“Of course children who have nut allergies need to be protected. Of course we have to segregate their food from nuts, have their medication available at all times, and anyone who manufactures or serves food needs to be aware of deadly nut allergies. Of course...but maybe...maybe if touching a nut kills you, you’re supposed to die.”
Louis C.K., like any comedian with self-respect, obviously likes to provoke. But provocation is only really effective if there is a grain of truth to it — all real devil’s advocates know this.
Now, of course, this piece is about the upcoming potential humiliation of modern Western democracy (read: U.S. Election) and not a campaign to let children with nut allergies die. However, I do think that Louis C.K.’s joke tells us something about ourselves and our mentality as we anticipate the impending freak show on the other side of the pond.

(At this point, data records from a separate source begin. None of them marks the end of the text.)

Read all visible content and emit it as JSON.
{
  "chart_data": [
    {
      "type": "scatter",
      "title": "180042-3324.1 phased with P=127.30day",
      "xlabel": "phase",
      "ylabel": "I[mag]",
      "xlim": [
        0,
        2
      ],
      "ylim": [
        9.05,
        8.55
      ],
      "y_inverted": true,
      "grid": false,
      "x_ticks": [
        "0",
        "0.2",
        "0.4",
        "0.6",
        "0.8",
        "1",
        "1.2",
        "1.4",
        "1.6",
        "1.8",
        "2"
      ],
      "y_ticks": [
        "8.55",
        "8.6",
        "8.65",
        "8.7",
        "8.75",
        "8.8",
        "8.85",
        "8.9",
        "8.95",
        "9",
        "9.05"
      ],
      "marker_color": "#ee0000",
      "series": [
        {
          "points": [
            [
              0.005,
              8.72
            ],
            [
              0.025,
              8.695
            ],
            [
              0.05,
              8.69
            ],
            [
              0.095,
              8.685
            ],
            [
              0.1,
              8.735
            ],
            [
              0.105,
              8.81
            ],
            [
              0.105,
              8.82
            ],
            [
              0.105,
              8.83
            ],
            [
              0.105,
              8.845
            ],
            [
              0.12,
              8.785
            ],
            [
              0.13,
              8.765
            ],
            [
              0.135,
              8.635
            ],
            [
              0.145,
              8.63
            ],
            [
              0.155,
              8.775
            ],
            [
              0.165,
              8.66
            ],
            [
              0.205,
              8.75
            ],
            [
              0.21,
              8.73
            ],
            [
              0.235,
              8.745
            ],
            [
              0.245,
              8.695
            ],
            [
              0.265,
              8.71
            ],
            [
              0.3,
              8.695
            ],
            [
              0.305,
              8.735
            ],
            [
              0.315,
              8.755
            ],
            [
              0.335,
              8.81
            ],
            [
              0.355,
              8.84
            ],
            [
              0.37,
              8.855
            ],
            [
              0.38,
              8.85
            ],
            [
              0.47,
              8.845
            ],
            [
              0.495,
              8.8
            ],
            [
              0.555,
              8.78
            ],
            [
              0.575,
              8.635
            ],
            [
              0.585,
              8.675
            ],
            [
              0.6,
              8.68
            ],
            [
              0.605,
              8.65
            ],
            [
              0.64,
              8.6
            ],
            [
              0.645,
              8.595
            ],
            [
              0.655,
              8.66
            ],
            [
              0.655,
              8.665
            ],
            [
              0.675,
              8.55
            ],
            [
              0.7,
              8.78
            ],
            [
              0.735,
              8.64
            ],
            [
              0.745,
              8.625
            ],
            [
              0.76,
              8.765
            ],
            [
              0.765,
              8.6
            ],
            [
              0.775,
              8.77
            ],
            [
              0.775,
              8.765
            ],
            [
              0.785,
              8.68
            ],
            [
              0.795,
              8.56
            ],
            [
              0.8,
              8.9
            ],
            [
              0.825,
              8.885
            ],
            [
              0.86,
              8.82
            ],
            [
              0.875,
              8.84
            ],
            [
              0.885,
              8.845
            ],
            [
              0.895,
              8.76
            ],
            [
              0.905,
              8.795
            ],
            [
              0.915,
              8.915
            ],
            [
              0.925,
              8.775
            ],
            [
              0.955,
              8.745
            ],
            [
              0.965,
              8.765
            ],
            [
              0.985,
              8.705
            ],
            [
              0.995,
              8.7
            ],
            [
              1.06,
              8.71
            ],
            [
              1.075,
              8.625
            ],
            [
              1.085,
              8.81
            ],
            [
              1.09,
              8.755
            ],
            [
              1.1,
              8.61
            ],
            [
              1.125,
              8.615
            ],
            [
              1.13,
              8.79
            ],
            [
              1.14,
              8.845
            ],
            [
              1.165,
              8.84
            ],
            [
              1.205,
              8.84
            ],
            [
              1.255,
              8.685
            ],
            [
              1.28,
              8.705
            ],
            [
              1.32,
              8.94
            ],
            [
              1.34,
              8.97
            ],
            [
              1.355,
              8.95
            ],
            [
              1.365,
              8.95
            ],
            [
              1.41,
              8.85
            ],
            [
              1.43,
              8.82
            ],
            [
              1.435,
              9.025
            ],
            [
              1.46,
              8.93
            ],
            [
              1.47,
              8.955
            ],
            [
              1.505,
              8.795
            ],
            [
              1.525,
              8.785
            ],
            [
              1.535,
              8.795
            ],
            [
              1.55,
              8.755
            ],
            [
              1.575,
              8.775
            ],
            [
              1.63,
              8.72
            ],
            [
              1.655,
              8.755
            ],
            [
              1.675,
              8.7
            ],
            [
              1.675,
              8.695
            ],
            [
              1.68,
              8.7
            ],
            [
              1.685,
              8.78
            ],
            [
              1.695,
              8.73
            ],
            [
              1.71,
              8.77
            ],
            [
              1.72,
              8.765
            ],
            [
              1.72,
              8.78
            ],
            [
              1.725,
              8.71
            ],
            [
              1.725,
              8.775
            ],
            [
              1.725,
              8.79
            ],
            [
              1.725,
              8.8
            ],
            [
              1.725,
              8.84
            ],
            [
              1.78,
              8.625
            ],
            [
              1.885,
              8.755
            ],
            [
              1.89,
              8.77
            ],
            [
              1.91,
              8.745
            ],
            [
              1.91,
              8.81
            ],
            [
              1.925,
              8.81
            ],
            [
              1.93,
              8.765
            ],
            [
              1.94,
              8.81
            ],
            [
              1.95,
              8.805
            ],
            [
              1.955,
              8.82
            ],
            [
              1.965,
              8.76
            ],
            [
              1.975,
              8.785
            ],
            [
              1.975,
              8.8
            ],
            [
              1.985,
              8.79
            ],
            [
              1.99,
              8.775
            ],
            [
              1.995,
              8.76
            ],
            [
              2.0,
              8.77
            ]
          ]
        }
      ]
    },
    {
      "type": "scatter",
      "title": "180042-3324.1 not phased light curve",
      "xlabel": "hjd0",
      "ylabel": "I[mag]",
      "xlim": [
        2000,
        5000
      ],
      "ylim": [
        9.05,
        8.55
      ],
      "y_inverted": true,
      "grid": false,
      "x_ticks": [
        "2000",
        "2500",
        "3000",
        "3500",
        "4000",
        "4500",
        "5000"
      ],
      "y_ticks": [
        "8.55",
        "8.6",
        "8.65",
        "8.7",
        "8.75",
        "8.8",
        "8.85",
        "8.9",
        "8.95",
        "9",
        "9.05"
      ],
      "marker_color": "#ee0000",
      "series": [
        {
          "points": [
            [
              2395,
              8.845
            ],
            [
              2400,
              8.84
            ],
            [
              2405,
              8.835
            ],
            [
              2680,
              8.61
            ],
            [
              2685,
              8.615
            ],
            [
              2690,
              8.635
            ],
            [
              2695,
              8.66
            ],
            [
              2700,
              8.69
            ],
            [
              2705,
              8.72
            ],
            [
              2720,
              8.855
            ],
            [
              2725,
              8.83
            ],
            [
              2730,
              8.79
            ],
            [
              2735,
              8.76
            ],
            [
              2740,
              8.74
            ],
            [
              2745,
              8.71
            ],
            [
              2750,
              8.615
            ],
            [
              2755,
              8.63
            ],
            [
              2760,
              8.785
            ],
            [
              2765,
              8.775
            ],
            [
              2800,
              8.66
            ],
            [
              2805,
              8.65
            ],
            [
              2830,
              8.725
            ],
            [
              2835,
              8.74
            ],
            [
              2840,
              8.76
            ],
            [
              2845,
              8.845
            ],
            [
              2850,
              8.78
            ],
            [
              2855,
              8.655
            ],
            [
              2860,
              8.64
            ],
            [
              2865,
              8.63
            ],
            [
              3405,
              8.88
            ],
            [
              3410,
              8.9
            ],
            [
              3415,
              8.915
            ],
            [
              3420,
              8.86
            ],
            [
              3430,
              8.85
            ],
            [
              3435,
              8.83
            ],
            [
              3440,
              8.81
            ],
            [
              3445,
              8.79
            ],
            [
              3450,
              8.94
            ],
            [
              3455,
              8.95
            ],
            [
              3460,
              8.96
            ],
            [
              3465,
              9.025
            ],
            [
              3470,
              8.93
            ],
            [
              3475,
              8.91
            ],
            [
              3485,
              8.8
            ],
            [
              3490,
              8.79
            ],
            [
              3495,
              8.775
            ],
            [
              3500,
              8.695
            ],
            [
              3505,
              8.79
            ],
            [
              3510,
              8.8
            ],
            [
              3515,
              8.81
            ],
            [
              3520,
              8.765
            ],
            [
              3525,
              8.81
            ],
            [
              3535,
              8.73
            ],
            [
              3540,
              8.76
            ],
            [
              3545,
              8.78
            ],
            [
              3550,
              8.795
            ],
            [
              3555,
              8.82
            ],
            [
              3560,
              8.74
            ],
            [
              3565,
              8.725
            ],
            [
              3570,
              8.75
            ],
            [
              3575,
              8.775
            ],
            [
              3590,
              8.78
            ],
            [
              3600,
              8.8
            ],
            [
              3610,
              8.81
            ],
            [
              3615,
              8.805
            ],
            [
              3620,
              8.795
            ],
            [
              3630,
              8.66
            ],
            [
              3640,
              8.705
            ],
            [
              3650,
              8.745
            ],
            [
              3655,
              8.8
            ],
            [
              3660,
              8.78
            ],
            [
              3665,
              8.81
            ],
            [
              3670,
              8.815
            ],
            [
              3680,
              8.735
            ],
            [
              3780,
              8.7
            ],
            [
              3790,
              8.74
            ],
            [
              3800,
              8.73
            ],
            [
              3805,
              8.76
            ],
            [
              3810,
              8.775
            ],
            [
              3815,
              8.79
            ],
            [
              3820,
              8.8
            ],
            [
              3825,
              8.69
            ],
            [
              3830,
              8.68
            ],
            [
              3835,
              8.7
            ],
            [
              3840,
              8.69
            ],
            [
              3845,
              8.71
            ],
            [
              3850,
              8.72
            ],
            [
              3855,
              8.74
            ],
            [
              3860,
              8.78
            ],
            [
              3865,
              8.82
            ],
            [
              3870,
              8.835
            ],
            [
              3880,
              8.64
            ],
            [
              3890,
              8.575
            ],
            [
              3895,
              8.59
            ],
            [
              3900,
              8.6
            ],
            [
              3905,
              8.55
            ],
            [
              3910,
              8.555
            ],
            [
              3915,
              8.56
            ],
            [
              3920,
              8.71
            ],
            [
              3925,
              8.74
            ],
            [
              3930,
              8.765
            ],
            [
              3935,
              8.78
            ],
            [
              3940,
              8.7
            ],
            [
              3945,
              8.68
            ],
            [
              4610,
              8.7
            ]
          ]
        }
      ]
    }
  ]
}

David Plouffe, Obama’s 2008 campaign manager, coined a very useful term to describe the nail-biters, those sitting open-jawed and shaking, endlessly scouring the internet for more polls: we are bed-wetters.
Tirelessly we read internet articles, status updates, and tweets reaffirming everything we already know, yet we get no satisfaction from pouring over these same articles again and again. The endless stream of new polls proclaiming minor and major changes in the opinions of the American electorate doesn’t translate into an image of real people changing their minds about real issues. Does an increased lead for Hillary make us feel better? “Yes! Of course, of course,” we reply. “The other guy is a sexist, racist, fascist, (insert any other kind of negative “-ist” and you’d probably be right) madman.” Still, a firm belief in Hillary’s coming victory doesn’t exactly put me at ease, and so maybe...
Maybe a part of us – if only a tiny sliver – always wants the ship to hit the iceberg. We anticipate the frozen death of Leonardo DiCaprio with equal doses of horror and amazement because, after having dedicated months and months to this contest, what could be more titanic than the ultimate horror of Donald Trump winning? But of course we quickly return to our senses; we don’t want that monster to win anything! If anything we want him to crash and burn — not democracy. And with that we heave a sigh of relief as we skim the latest poll, confirming what we already know, taking a sip of water, crawling into bed and trying to block out the traitorous sparks of disappointment in the dark corners of our minds.